Oltre al tempo di utilizzo, un altro aspetto da non trascurare sono i contenuti ai quali si accede: «Ci sono limite, ma che chiariscono i rischi, come quello di un bambino delle medie che si rifiuta di andare a scuola perché ormai dipendente da siti pornografici. Il suo primo approccio è stato a 8 anni, quando li aveva visti tramite una compagna. Oggi la sua dipendenza è tale da non riuscire a staccarsene: ha un uso compulsivo del telefonino e come conseguenza non sta andando a scuola», racconta il neuropsichiatra infantile.

Dipendenza da smartphone: divieti e limiti di età servono?

«Purtroppo si discute tanto dell’opportunità dell’introduzione dell’educazione sessuale a scuola, ma oggi di fatto la sta facendo YouPorn. Gli effetti sono sotto gli occhi di tutti: i messaggi che questa piattaforma e altre simili veicolano, sono di prestazione», sottolinea Vicari. Da qualche tempo si parla anche di divieti e limiti di accesso a internet e ad alcuni social al di sotto di una certa fascia di età: «Certamente sarebbe utile una forma di controllo più accurato nell’identificazione dell’età per chi si iscrive ad alcune piattaforme, ma non è una soluzione, anche perché di difficile attuazione – osserva l’esperto – Lo vediamo anche con il fumo: nonostante i divieti, il consumo per i minori esiste».
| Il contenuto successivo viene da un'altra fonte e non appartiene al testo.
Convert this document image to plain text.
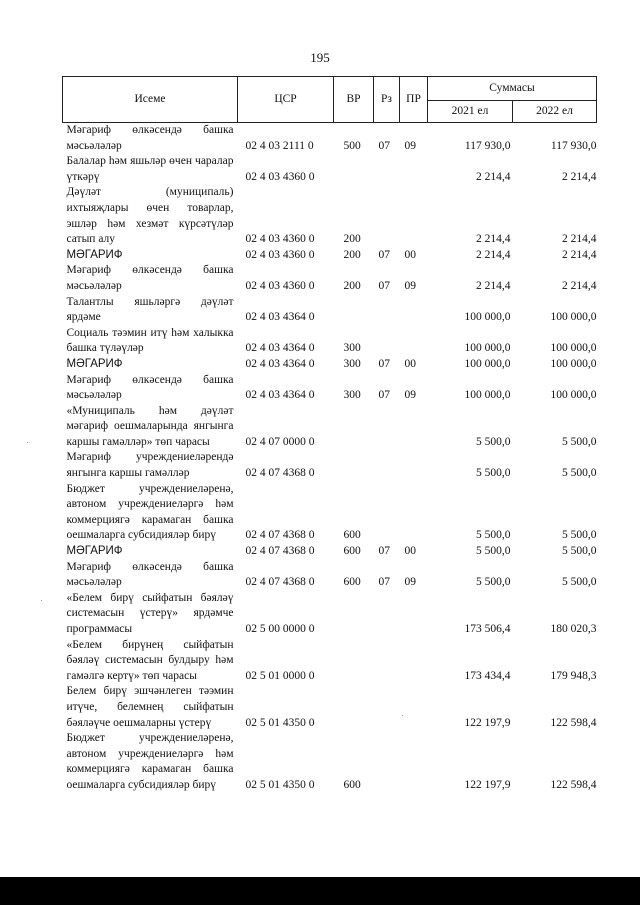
195
Исеме	ЦСР	ВР	Рз	ПР	Суммасы	
					2021 ел	2022 ел
Мәгариф өлкәсендә башка мәсьәләләр	02 4 03 2111 0	500	07	09	117 930,0	117 930,0
Балалар һәм яшьләр өчен чаралар үткәрү	02 4 03 4360 0				2 214,4	2 214,4
Дәүләт (муниципаль) ихтыяҗлары өчен товарлар, эшләр һәм хезмәт күрсәтүләр сатып алу	02 4 03 4360 0	200			2 214,4	2 214,4
МӘГАРИФ	02 4 03 4360 0	200	07	00	2 214,4	2 214,4
Мәгариф өлкәсендә башка мәсьәләләр	02 4 03 4360 0	200	07	09	2 214,4	2 214,4
Талантлы яшьләргә дәүләт ярдәме	02 4 03 4364 0				100 000,0	100 000,0
Социаль тәэмин итү һәм халыкка башка түләүләр	02 4 03 4364 0	300			100 000,0	100 000,0
МӘГАРИФ	02 4 03 4364 0	300	07	00	100 000,0	100 000,0
Мәгариф өлкәсендә башка мәсьәләләр	02 4 03 4364 0	300	07	09	100 000,0	100 000,0
«Муниципаль һәм дәүләт мәгариф оешмаларында янгынга каршы гамәлләр» төп чарасы	02 4 07 0000 0				5 500,0	5 500,0
Мәгариф учреждениеләрендә янгынга каршы гамәлләр	02 4 07 4368 0				5 500,0	5 500,0
Бюджет учреждениеләренә, автоном учреждениеләргә һәм коммерциягә карамаган башка оешмаларга субсидияләр бирү	02 4 07 4368 0	600			5 500,0	5 500,0
МӘГАРИФ	02 4 07 4368 0	600	07	00	5 500,0	5 500,0
Мәгариф өлкәсендә башка мәсьәләләр	02 4 07 4368 0	600	07	09	5 500,0	5 500,0
«Белем бирү сыйфатын бәяләү системасын үстерү» ярдәмче программасы	02 5 00 0000 0				173 506,4	180 020,3
«Белем бирүнең сыйфатын бәяләү системасын булдыру һәм гамәлгә кертү» төп чарасы	02 5 01 0000 0				173 434,4	179 948,3
Белем бирү эшчәнлеген тәэмин итүче, белемнең сыйфатын бәяләүче оешмаларны үстерү	02 5 01 4350 0				122 197,9	122 598,4
Бюджет учреждениеләренә, автоном учреждениеләргә һәм коммерциягә карамаган башка оешмаларга субсидияләр бирү	02 5 01 4350 0	600			122 197,9	122 598,4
Il ruolo di famiglia e scuola

Il ruolo fondamentale, invece, passa dall’educazione a un uso responsabile, quindi dalla famiglia, ma anche dalla scuola. «Personalmente sono basito dai racconti di molti bambini e genitori, sull’uso ormai consueto delle chat tra insegnanti e alunni per l’assegnazione, per esempio, dei compiti. Anche il registro elettronico credo che abbia degli aspetti controproducenti: per esempio, i voti comunicati in modo immediato li deresponsabilizza, perché coinvolge in tempo reale il mondo degli adulti. In passato, invece, gli studenti dovevano imparare a gestirsi eventuali insufficienze o recuperi, in modo più autonomo. Anche in questo caso, quindi, occorrerebbe una educazione più responsabile dei giovani».